In the Garage: Discord AMA on Forza Race Regulations (FRR) with the Simulation Team
11 October 2024- Turn 10 Studios
Catch up with our Forza Motorsport developers’ latest work on Forza Race Regulations (FRR) and go behind the scenes of this feature!
The following article is adapted from a presentation and AMA (“ask me anything”) hosted in the Forza Official Discord on September 26, 2024. The featured guests are T10 LoungeToy and T10 OG. These remarks, explanations, and responses to Discord audience questions have been edited for length, clarity, and accuracy.
Intro
(Speakers) T10 LoungeToy and T10 OG: We’re both co-leads for the simulation team at Turn 10 Studios. Some of the areas under our umbrella include artificial intelligence (AI)-related aspects, the penalty system also known as FRR, as well as all the physics in the game such as the vehicle dynamics and how tracks show up. We also study the tuning and mapping of all the possible input methods (game pad controller, wheels, other peripherals such as the Xbox Adaptive Controller—did you know you can even play the game with a guitar?). Force feedback also ties directly into our physics work. We’re responsible for car balancing and car division management. So what cars go to where? How do they feel? How they actually feel out-of-the-box, and what the tuning limits are, and that sort of thing.
T10 LoungeToy: That said, today’s presentation will be focused on FRR. FRR is one feature that is a big deal for us; we’ve invested in it for years, since 2017 all the way through now. FRR has gone through many different iterations, but I wanted to give you a high-level overview about where it is today, and how we think about FRR, and hopefully give you a good general understanding of where we are with the current release.
Hopefully we can do some more of these AMA sessions in the future and dive deeper into topics like AI, physics, input, car balance, car division management, or any other area of the game anyone is interested in hearing about. We’re hoping to shed some light on the inner workings here at Turn 10, how we’re thinking about our systems, and just being transparent about where things are and, of course, help you understand where we’re going in the future.
What is FRR?
T10 OG: Wait, does everyone know what FRR is?

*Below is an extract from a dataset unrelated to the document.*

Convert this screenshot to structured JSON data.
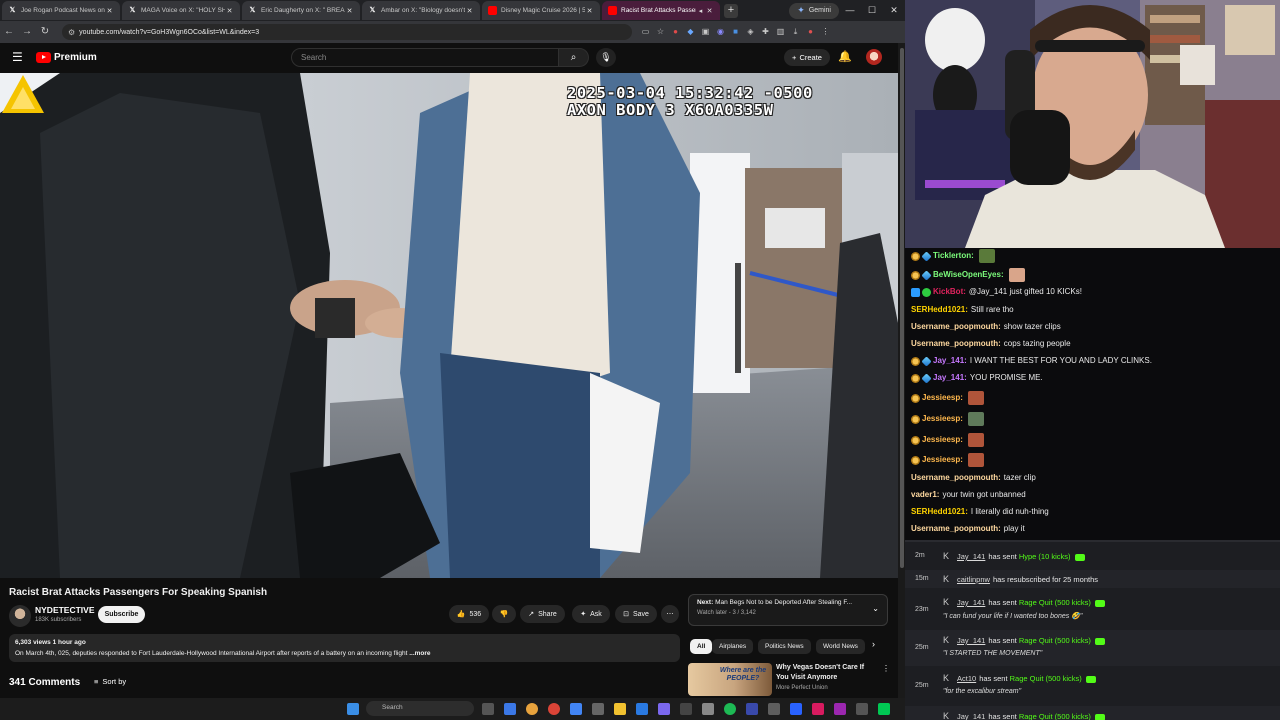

T10 Lounge Toy: Good point. FRR stands for Forza Race Regulations, and it’s Motorsport’s adjudication system used for identifying, measuring, and assigning faults for collisions and off-track penalties.
The collision system is based off a machine learning system, which is trained by a bunch of collision data that we use to assign faults. Interestingly, the off-track penalties are calculated with a different technology, and we’ll explain that later. But the collision data that actually makes up the collision system is generally created by players like you. Every single collision in the game is tracked and sent to us, and that makes up the majority of the data that we actually use to help inform FRR. Additionally, some data is contributed from our internal playtests and from experts on the team like T10 Raceboy, to focus on certain areas of the collisions. In a lot of ways, T10 Raceboy is how we judge our FRR (we’ll explain that later, too!).
Sometimes we get literally over a million collisions a day, right? Someone actually has to go through every single incident that we want to put into the FRR model and label it, manually. That’s a very time-consuming process, and we’ll actually show you the tool that by which we do that. FRR’s fault determination and improvement is truly dependent on all of this manual data labeling.
Alright, let’s talk about our time penalty systems. We have time penalties for collisions and time penalties for track cutting/going off-track, and they have some differences.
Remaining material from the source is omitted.